Scaling and Improving Data Pipelines for an E-commerce Platform
The client, an online marketplace, started with online grocery shopping and later expanded into categories like fashion, home decor, electronics, lifestyle, etc. Having already launched in more than 200 local cities, they made quick business, shipping within an hour. As an increasingly global client with operations in four of the biggest cities in Poland, the client wants to make consumers’ lives easier and more efficient. To drive growth and cut operational costs, they needed a good data pipeline to better understand and optimize their business.
Challenge
One of our renowned e-commerce clients was experiencing major performance and cost issues with its current information processing processes. The client had a data processing pipeline stack (PySpark) built to handle a large flow of information in the Google Cloud Platform (GCP). However, these pipelines were inadequate and took a long time to execute, causing inconsistent results. Slow performance and wait times were not only increasing infrastructure expenses but also hampering clients’ access to timely insights. It also posed multiple performance issues for the client, such as unreliable Spark and Dataproc cluster configuration, inconsistent data formats, and code optimization. As the volume of information became larger and more processed, the client realized they needed to improve the code and use best practices when storing and processing it.
Our Approach
We solved the problems in several ways:
Code Optimization: The first thing we did was thoroughly analyze the client’s existing PySpark code and identify that it was executing multiple operations inefficiently, including data shuffling. To resolve the issue, we began by refactoring the code to eliminate unnecessary operations, which improved memory management.

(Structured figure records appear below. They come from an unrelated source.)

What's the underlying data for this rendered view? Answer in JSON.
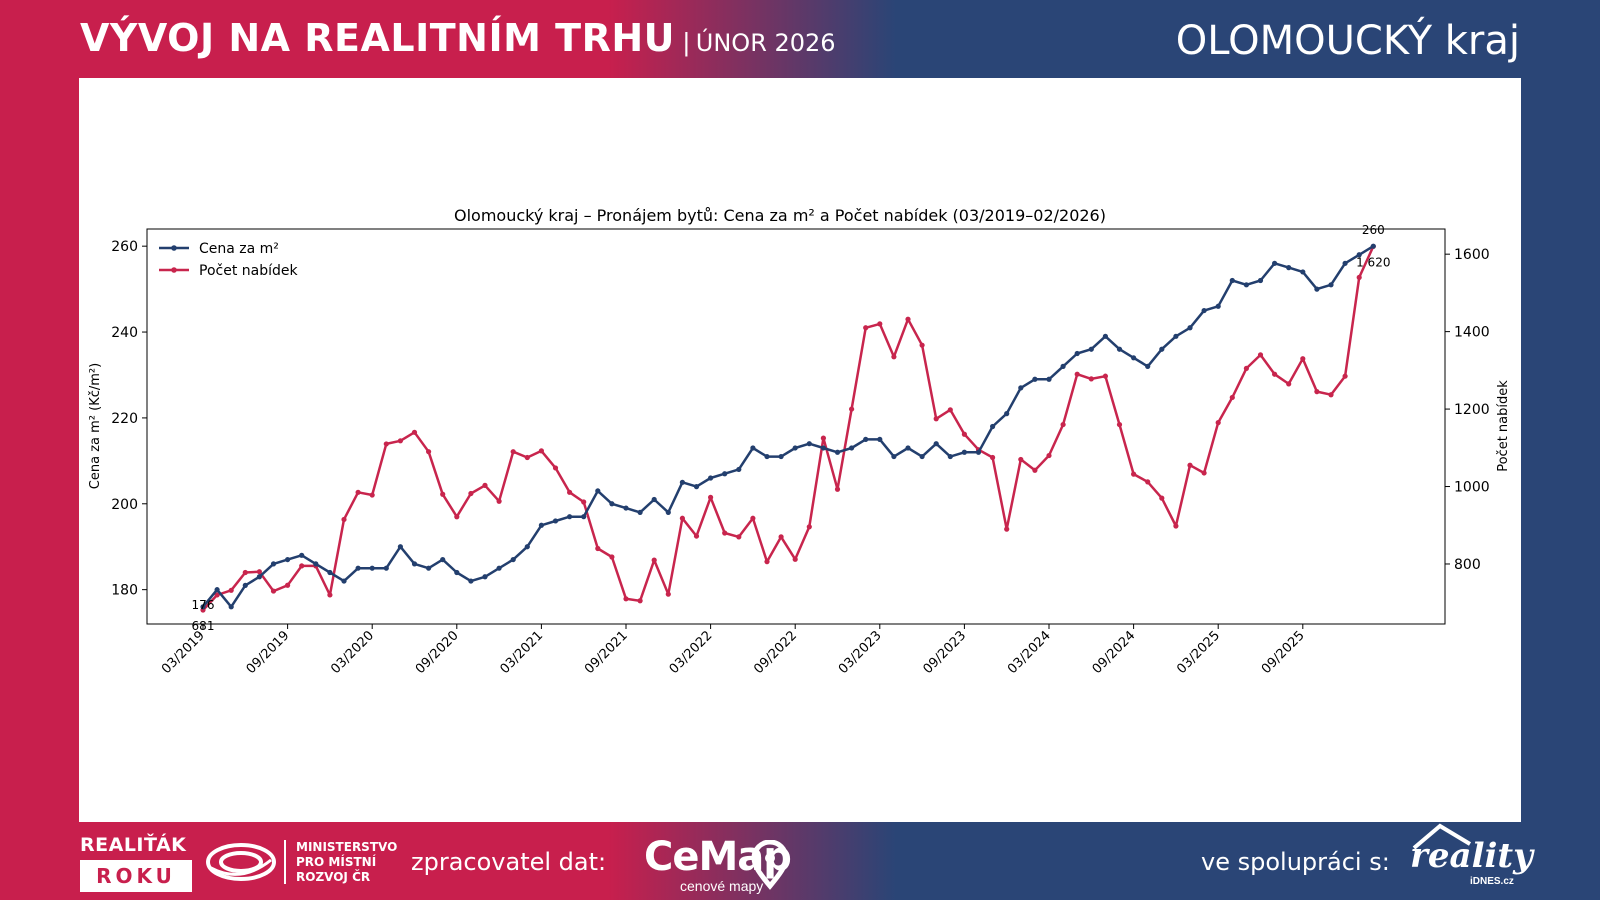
{
  "header": {
    "title": "VÝVOJ NA REALITNÍM TRHU",
    "separator": "|",
    "subtitle": "ÚNOR 2026",
    "region": "OLOMOUCKÝ kraj"
  },
  "footer": {
    "award_line1": "REALIŤÁK",
    "award_line2": "ROKU",
    "ministry": [
      "MINISTERSTVO",
      "PRO MÍSTNÍ",
      "ROZVOJ ČR"
    ],
    "processor_label": "zpracovatel dat:",
    "cemap_name": "CeMap",
    "cemap_sub": "cenové mapy",
    "cooperation_label": "ve spolupráci s:",
    "reality_name": "reality",
    "reality_sub": "iDNES.cz"
  },
  "colors": {
    "brand_red": "#c81f4d",
    "brand_blue": "#2a4576",
    "series_price": "#233f6e",
    "series_count": "#c8254d"
  },
  "chart_data": {
    "type": "line",
    "title": "Olomoucký kraj – Pronájem bytů: Cena za m² a Počet nabídek (03/2019–02/2026)",
    "xlabel": "",
    "ylabel": "Cena za m² (Kč/m²)",
    "y2label": "Počet nabídek",
    "ylim": [
      172,
      264
    ],
    "y2lim": [
      645,
      1665
    ],
    "yticks": [
      180,
      200,
      220,
      240,
      260
    ],
    "y2ticks": [
      800,
      1000,
      1200,
      1400,
      1600
    ],
    "grid": false,
    "legend": "top-left",
    "x_tick_labels": [
      "03/2019",
      "09/2019",
      "03/2020",
      "09/2020",
      "03/2021",
      "09/2021",
      "03/2022",
      "09/2022",
      "03/2023",
      "09/2023",
      "03/2024",
      "09/2024",
      "03/2025",
      "09/2025"
    ],
    "x": [
      "03/2019",
      "04/2019",
      "05/2019",
      "06/2019",
      "07/2019",
      "08/2019",
      "09/2019",
      "10/2019",
      "11/2019",
      "12/2019",
      "01/2020",
      "02/2020",
      "03/2020",
      "04/2020",
      "05/2020",
      "06/2020",
      "07/2020",
      "08/2020",
      "09/2020",
      "10/2020",
      "11/2020",
      "12/2020",
      "01/2021",
      "02/2021",
      "03/2021",
      "04/2021",
      "05/2021",
      "06/2021",
      "07/2021",
      "08/2021",
      "09/2021",
      "10/2021",
      "11/2021",
      "12/2021",
      "01/2022",
      "02/2022",
      "03/2022",
      "04/2022",
      "05/2022",
      "06/2022",
      "07/2022",
      "08/2022",
      "09/2022",
      "10/2022",
      "11/2022",
      "12/2022",
      "01/2023",
      "02/2023",
      "03/2023",
      "04/2023",
      "05/2023",
      "06/2023",
      "07/2023",
      "08/2023",
      "09/2023",
      "10/2023",
      "11/2023",
      "12/2023",
      "01/2024",
      "02/2024",
      "03/2024",
      "04/2024",
      "05/2024",
      "06/2024",
      "07/2024",
      "08/2024",
      "09/2024",
      "10/2024",
      "11/2024",
      "12/2024",
      "01/2025",
      "02/2025",
      "03/2025",
      "04/2025",
      "05/2025",
      "06/2025",
      "07/2025",
      "08/2025",
      "09/2025",
      "10/2025",
      "11/2025",
      "12/2025",
      "01/2026",
      "02/2026"
    ],
    "series": [
      {
        "name": "Cena za m²",
        "axis": "left",
        "first_label": "176",
        "last_label": "260",
        "values": [
          176,
          180,
          176,
          181,
          183,
          186,
          187,
          188,
          186,
          184,
          182,
          185,
          185,
          185,
          190,
          186,
          185,
          187,
          184,
          182,
          183,
          185,
          187,
          190,
          195,
          196,
          197,
          197,
          203,
          200,
          199,
          198,
          201,
          198,
          205,
          204,
          206,
          207,
          208,
          213,
          211,
          211,
          213,
          214,
          213,
          212,
          213,
          215,
          215,
          211,
          213,
          211,
          214,
          211,
          212,
          212,
          218,
          221,
          227,
          229,
          229,
          232,
          235,
          236,
          239,
          236,
          234,
          232,
          236,
          239,
          241,
          245,
          246,
          252,
          251,
          252,
          256,
          255,
          254,
          250,
          251,
          256,
          258,
          260
        ]
      },
      {
        "name": "Počet nabídek",
        "axis": "right",
        "first_label": "681",
        "last_label": "1 620",
        "values": [
          681,
          720,
          732,
          778,
          780,
          730,
          745,
          795,
          795,
          720,
          915,
          985,
          978,
          1110,
          1118,
          1140,
          1090,
          980,
          922,
          982,
          1003,
          962,
          1090,
          1075,
          1092,
          1048,
          985,
          960,
          840,
          818,
          710,
          705,
          810,
          722,
          918,
          872,
          972,
          880,
          870,
          918,
          806,
          870,
          812,
          896,
          1125,
          993,
          1200,
          1410,
          1420,
          1335,
          1432,
          1365,
          1175,
          1198,
          1135,
          1095,
          1075,
          890,
          1070,
          1042,
          1080,
          1160,
          1290,
          1278,
          1285,
          1160,
          1032,
          1012,
          970,
          898,
          1055,
          1035,
          1165,
          1230,
          1305,
          1340,
          1290,
          1265,
          1330,
          1245,
          1237,
          1285,
          1540,
          1620
        ]
      }
    ]
  }
}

Optimizing Formats: The client had inefficient data formats, which caused slow reads/writes. We advised migrating to more scalable columnar formats to accelerate information read speed through compression and partitioning. This approach not only speeds up the process but also reduces storage costs.
Streaming & Processing of Instantaneous Data: The client needed streaming data to be processed in real-time. We added Kafka as a message broker for streamed information flow coming from other sources. Through Spark Structured Streaming in Databricks, we were able to process the information in real time and get almost instantaneous insights.
Took Advantage of BigQuery and Cloud SQL: We leveraged BigQuery and Cloud SQL to analyze and store information at scale. For analytics on fast structured details, BigQuery was applied, and for transactional data workloads, Cloud SQL was applied. These tools together helped us execute complex queries in almost real-time and perform the extraction, transformation, and loading of details from multiple sources seamlessly.
Impactful Storage and Management Solutions: We improved the data storage and management system by using Cloud Datastore to ensure the details were well structured and available in a systematic format for further processing.
Technologies We’ve Used
For the project, we use technologies like;
Google Cloud Platform to manage and create information storage
Utilize GCP services like Big Query, KAFKA, Cloud Data Store, and Cloud SQL
Spark SQL in Databricks
Final Outcome
Now the client gets robust, faster, and more efficient data pipelines. Our solution automated the processing workflows, resulting in a 15% reduction in cloud infrastructure costs. The redesign of Spark clusters, the use of high-performance formats, and integration with GCP tools like BigQuery and Cloud SQL made all the difference in improving performance and storage efficiency. Insights are delivered to the management team in real-time using Kafka and Spark, ensuring they are informed quickly. The client has received, in sum, a scalable, cost-effective information processing infrastructure that provides operational value to drive better business performance and more deliberate business decisions.